The color is pink with a dash of peach. The nose is soft and clean, faint apple, raspberry, pear, with a floral edge. This is a dry, slightly creamy Rose’ with a mix of sweet and sour flavors. It tastes of raspberry, apple, SweeTart candy (though way more tart than sweet) and cherry. The mid-palate adds some strawberry in cream, watermelon and pink grapefruit. The acidity is well-integrated, it drinks well and would pair well with food. The finish is full and slowly fades away.

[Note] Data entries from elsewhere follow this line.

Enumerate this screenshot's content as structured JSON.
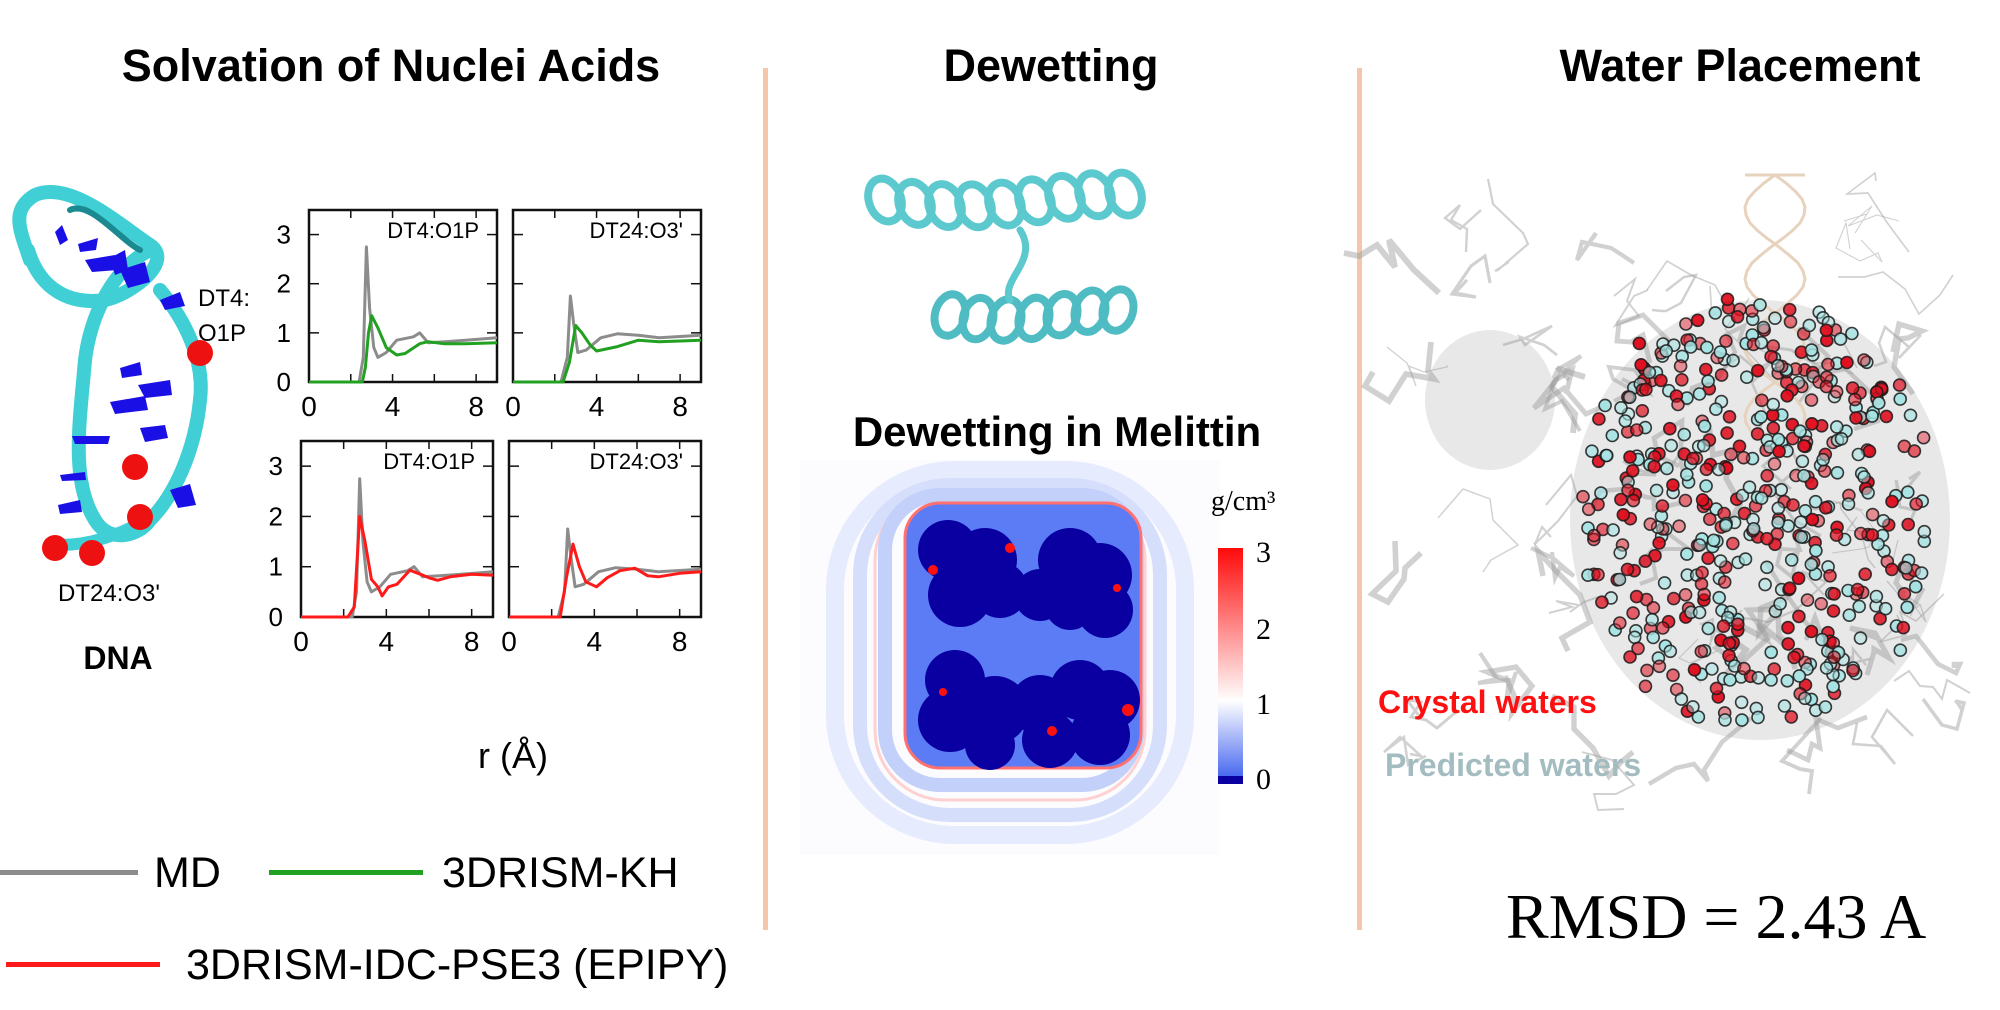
{
  "sections": {
    "solvation_title": "Solvation of Nuclei Acids",
    "dewetting_title": "Dewetting",
    "water_title": "Water Placement"
  },
  "dna_panel": {
    "label_dt4_a": "DT4:",
    "label_dt4_b": "O1P",
    "label_dt24": "DT24:O3'",
    "caption": "DNA"
  },
  "chart_data": {
    "type": "line",
    "xlabel": "r (Å)",
    "xlim": [
      0,
      9
    ],
    "ylim": [
      0,
      3.5
    ],
    "xticks": [
      "0",
      "4",
      "8"
    ],
    "yticks": [
      "0",
      "1",
      "2",
      "3"
    ],
    "grid": false,
    "panels": [
      {
        "title": "DT4:O1P",
        "series": [
          {
            "name": "MD",
            "color": "#8c8c8c",
            "x": [
              0,
              2.4,
              2.6,
              2.75,
              2.9,
              3.1,
              3.3,
              3.7,
              4.2,
              5.0,
              5.3,
              5.7,
              6.5,
              7.5,
              9
            ],
            "y": [
              0,
              0,
              0.5,
              2.75,
              1.5,
              0.7,
              0.5,
              0.6,
              0.85,
              0.92,
              1.0,
              0.8,
              0.82,
              0.85,
              0.9
            ]
          },
          {
            "name": "3DRISM-KH",
            "color": "#22a022",
            "x": [
              0,
              2.55,
              2.7,
              2.85,
              3.0,
              3.3,
              3.7,
              4.2,
              4.6,
              5.3,
              5.7,
              6.5,
              7.5,
              9
            ],
            "y": [
              0,
              0,
              0.3,
              1.0,
              1.35,
              1.1,
              0.7,
              0.55,
              0.58,
              0.78,
              0.82,
              0.78,
              0.78,
              0.8
            ]
          }
        ]
      },
      {
        "title": "DT24:O3'",
        "series": [
          {
            "name": "MD",
            "color": "#8c8c8c",
            "x": [
              0,
              2.3,
              2.6,
              2.75,
              2.9,
              3.1,
              3.5,
              4.2,
              5.0,
              6.0,
              7.0,
              9
            ],
            "y": [
              0,
              0,
              0.5,
              1.75,
              1.2,
              0.6,
              0.65,
              0.9,
              0.98,
              0.95,
              0.9,
              0.95
            ]
          },
          {
            "name": "3DRISM-KH",
            "color": "#22a022",
            "x": [
              0,
              2.4,
              2.7,
              3.0,
              3.3,
              3.7,
              4.0,
              5.0,
              6.0,
              7.0,
              9
            ],
            "y": [
              0,
              0,
              0.4,
              1.15,
              1.0,
              0.75,
              0.63,
              0.72,
              0.85,
              0.82,
              0.85
            ]
          }
        ]
      },
      {
        "title": "DT4:O1P",
        "series": [
          {
            "name": "MD",
            "color": "#8c8c8c",
            "x": [
              0,
              2.4,
              2.6,
              2.75,
              2.9,
              3.1,
              3.3,
              3.7,
              4.2,
              5.0,
              5.3,
              5.7,
              6.5,
              7.5,
              9
            ],
            "y": [
              0,
              0,
              0.5,
              2.75,
              1.5,
              0.7,
              0.5,
              0.6,
              0.85,
              0.92,
              1.0,
              0.8,
              0.82,
              0.85,
              0.9
            ]
          },
          {
            "name": "3DRISM-IDC-PSE3 (EPIPY)",
            "color": "#ff1a1a",
            "x": [
              0,
              2.2,
              2.5,
              2.75,
              3.0,
              3.3,
              3.6,
              3.8,
              4.1,
              4.5,
              5.1,
              5.6,
              6.0,
              6.4,
              7.0,
              8.0,
              9
            ],
            "y": [
              0,
              0,
              0.2,
              2.0,
              1.5,
              0.75,
              0.6,
              0.42,
              0.6,
              0.65,
              0.93,
              0.85,
              0.78,
              0.73,
              0.8,
              0.85,
              0.83
            ]
          }
        ]
      },
      {
        "title": "DT24:O3'",
        "series": [
          {
            "name": "MD",
            "color": "#8c8c8c",
            "x": [
              0,
              2.3,
              2.6,
              2.75,
              2.9,
              3.1,
              3.5,
              4.2,
              5.0,
              6.0,
              7.0,
              9
            ],
            "y": [
              0,
              0,
              0.5,
              1.75,
              1.2,
              0.6,
              0.65,
              0.9,
              0.98,
              0.95,
              0.9,
              0.95
            ]
          },
          {
            "name": "3DRISM-IDC-PSE3 (EPIPY)",
            "color": "#ff1a1a",
            "x": [
              0,
              2.4,
              2.7,
              3.0,
              3.3,
              3.6,
              4.1,
              4.6,
              5.2,
              5.9,
              6.5,
              7.0,
              8.0,
              9
            ],
            "y": [
              0,
              0,
              0.8,
              1.45,
              1.0,
              0.7,
              0.6,
              0.78,
              0.92,
              0.97,
              0.82,
              0.8,
              0.87,
              0.9
            ]
          }
        ]
      }
    ]
  },
  "legend": {
    "md": {
      "label": "MD",
      "color": "#8c8c8c"
    },
    "kh": {
      "label": "3DRISM-KH",
      "color": "#22a022"
    },
    "pse3": {
      "label": "3DRISM-IDC-PSE3 (EPIPY)",
      "color": "#ff1a1a"
    }
  },
  "dewetting": {
    "subtitle": "Dewetting in Melittin",
    "colorbar": {
      "unit": "g/cm³",
      "ticks": [
        "3",
        "2",
        "1",
        "0"
      ],
      "range": [
        0,
        3
      ]
    },
    "colors": {
      "dry": "#0a00a2",
      "low": "#5b7cf5",
      "bulk": "#ffffff",
      "high": "#ff1010"
    }
  },
  "water": {
    "crystal_label": "Crystal waters",
    "predicted_label": "Predicted waters",
    "crystal_color": "#ff1010",
    "predicted_color": "#a3bcc0",
    "rmsd": "RMSD = 2.43 A"
  }
}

The Pere et Fils Cinsault Syrah is an easy to like Rose’, produced from estate vineyards in the south of France by an 8th generation winemaker and selling for a very affordable price. If you read the major Wine magazines, you can get the impression that the typical French wine drinker consumes nothing but first growth Bordeaux and Gran Cru Burgundy wines. But the reality is that the average French wine drinker is just like us, they want excellent, value priced wine. The Languedoc has been supplying quality every day wines to French wine drinkers who drink wine every day, for generations. Good wine at a good price is a Frenchmen’s birthright. If you seek out wines from the Languedoc, you will find excellent wines at an excellent price.